Mangiare un panino al prosciutto non è più così grave come in passato. Infatti oggi insaccati e salumi sono meno grassi e salati di quanto non lo fossero in passato. Lo dice la seconda edizione della “Ricerca sui Salumi tutelati” che, già nel 2011, aveva rilevato sensibili miglioramenti nutrizionali di salame, prosciutti e così via. Promossa dall’Istituto Salumi Italiani Tutelati (ISIT) e realizzata dal Centro Ricerca per gli Alimenti e la Nutrizione (CREA) e dalla Stazione Sperimentale per l’Industria delle Conserve Alimentari (SSICA), questa edizione dello studio si è focalizzata m particolare su sei nuovi salumi DOP: Coppa Piacentina, Pancetta Piacentina, Salame Piacentino, Salame Brianza. Salame di Varzi e Prosciutto Toscano.

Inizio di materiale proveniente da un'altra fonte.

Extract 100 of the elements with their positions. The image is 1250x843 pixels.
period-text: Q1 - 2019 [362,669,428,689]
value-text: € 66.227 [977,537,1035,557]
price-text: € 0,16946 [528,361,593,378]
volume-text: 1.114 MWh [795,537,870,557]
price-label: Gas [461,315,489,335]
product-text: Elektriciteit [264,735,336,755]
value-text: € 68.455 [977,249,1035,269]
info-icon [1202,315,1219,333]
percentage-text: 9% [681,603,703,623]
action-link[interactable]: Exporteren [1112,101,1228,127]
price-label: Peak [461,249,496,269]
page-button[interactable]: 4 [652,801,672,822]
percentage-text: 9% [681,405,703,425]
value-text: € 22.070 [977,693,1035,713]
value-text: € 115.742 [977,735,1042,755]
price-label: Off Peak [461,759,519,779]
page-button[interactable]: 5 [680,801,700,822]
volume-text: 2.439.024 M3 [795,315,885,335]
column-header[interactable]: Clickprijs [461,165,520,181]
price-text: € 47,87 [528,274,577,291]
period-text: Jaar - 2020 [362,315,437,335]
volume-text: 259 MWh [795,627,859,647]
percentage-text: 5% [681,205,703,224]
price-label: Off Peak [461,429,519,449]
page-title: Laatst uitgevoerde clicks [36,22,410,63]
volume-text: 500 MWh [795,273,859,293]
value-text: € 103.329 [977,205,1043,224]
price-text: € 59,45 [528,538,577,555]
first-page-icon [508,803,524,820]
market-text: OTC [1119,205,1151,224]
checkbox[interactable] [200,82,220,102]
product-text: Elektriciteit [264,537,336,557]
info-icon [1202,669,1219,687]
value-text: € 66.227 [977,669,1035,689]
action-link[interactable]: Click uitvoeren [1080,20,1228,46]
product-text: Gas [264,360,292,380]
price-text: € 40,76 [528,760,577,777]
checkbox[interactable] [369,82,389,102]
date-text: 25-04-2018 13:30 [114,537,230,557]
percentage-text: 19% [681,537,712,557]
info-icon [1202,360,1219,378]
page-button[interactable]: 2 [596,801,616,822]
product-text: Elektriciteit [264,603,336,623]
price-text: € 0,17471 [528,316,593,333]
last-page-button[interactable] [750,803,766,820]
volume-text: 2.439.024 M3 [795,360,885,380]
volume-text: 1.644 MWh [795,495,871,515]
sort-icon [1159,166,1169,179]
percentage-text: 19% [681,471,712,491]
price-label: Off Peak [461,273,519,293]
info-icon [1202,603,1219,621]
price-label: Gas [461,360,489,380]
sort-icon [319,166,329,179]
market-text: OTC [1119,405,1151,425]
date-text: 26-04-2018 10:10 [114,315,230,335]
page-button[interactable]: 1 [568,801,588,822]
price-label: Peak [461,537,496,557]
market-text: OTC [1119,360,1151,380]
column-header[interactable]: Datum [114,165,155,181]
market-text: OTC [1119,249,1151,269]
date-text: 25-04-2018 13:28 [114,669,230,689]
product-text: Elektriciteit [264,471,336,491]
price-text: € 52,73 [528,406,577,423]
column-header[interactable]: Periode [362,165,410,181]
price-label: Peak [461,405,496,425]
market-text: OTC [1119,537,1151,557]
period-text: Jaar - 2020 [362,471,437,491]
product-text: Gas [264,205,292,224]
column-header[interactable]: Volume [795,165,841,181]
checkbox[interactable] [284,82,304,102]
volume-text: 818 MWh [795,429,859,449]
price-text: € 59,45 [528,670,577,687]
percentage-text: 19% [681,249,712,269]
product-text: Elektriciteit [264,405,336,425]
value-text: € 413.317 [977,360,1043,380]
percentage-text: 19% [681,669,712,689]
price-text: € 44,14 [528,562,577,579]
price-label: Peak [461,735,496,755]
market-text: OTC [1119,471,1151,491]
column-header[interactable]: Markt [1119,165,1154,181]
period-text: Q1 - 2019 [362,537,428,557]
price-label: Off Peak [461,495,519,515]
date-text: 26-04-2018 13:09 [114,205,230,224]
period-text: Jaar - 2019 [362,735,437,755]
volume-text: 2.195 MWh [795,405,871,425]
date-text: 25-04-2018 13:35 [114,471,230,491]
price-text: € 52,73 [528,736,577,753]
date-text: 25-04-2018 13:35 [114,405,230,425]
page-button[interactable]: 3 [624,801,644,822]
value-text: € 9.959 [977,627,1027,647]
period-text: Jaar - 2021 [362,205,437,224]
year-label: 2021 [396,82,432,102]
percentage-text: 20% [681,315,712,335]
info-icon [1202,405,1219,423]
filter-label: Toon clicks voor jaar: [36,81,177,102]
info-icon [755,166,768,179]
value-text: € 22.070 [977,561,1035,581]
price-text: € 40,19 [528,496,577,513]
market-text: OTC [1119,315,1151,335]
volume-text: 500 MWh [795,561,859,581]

LE FILIERE Diversi i fattori che influiscono sul miglioramento dei questi cibi e vanno dalle tecniche di allevamento, della trasformazione fino alla conservazione delle carni. «Purtroppo – spiega Federico Perna, biologo e nutrizionista alla Clinica Villalba di Bologna – negli allevamenti intensivi gli animali sono ingabbiati, impossibilitati a muoversi. Questo metodo di allevamento produce animali con carni degenerate e contaminate che sono pericolose, a lungo andare, per la salute di chi le mangia». Un caso rilevante di come le filiere stiano lavorando con attenzione nel percorso virtuoso verso una riduzione dei grassi nei prodotti è quello del Prosciutto Toscano DOP che da un contenuto di lipidi del 22,8% può passare all’8,8% se si allontana lo strato periferico di grasso. In generale i produttori non solo hanno ridotto il contenuto lipidico ma hanno ottimizzato la qualità compositiva dei salumi, in particolare nei prodotti cotti. Il contenuto in acidi grassi saturi si è ridotto fino a quasi il 40% e si è ottenuto un maggiore equilibrio tra contenuto in grassi saturi e insaturi. Questi ultimi sono passati dal 30% a oltre il 60% dei grassi totali (LARN).
PROPRIETÀ Inoltre i Salumi italiani tutelati possono fornire all’organismo una percentuale di acidi grassi necessari per il corretto funzionamento dell’organismo che, per un adulto sano con moderata attività fisica, corrisponde a una quota di lipidi pari al 25-30% del totale delle calorie consumate. «Il salume – continua Perna può raggiungere gli apporti di nutrienti adeguati, il particolare a cui dobbiamo porre attenzione è il contenuto di altri componenti». Infatti non bisogna dimenticare che l’Agenzia Internazionale per la Ricerca sul Cancro (IARC), un organismo dell’Organizzazione Mondiale della Sanità, ha inserito le carni processate (come salumi, salsicce e wurstel) nella lista dei cancerogeni certi (il cosiddetto gruppo 1, che comprende anche l’amianto, l’alcol etilico e il fumo, le radiazioni ultraviolette e il Papilloma virus).
«Importante – prosegue lo specialista – è non creare allarmismi. I salumi possono essere presenti a tavola nelle quantità corrette, abbinati ai giusti contorni e non più di 2 volte la settimana». Quindi il piatto perfetto deve contenere non più di 120 grammi di salume e accompagnati da vegetali misti (contrastano l’attività infiammatoria dell’insaccato). Inoltre, durante la giornata in cui si consuma il salume, bisogna aumentare la quantità di acqua (scegliendo le tipologie con alto residuo fisso) arrivando a 2 litri. «Se proprio si vuole accompagnare il salume con dei carboidrati – conclude Perna – allora meglio scegliere patate o frutta».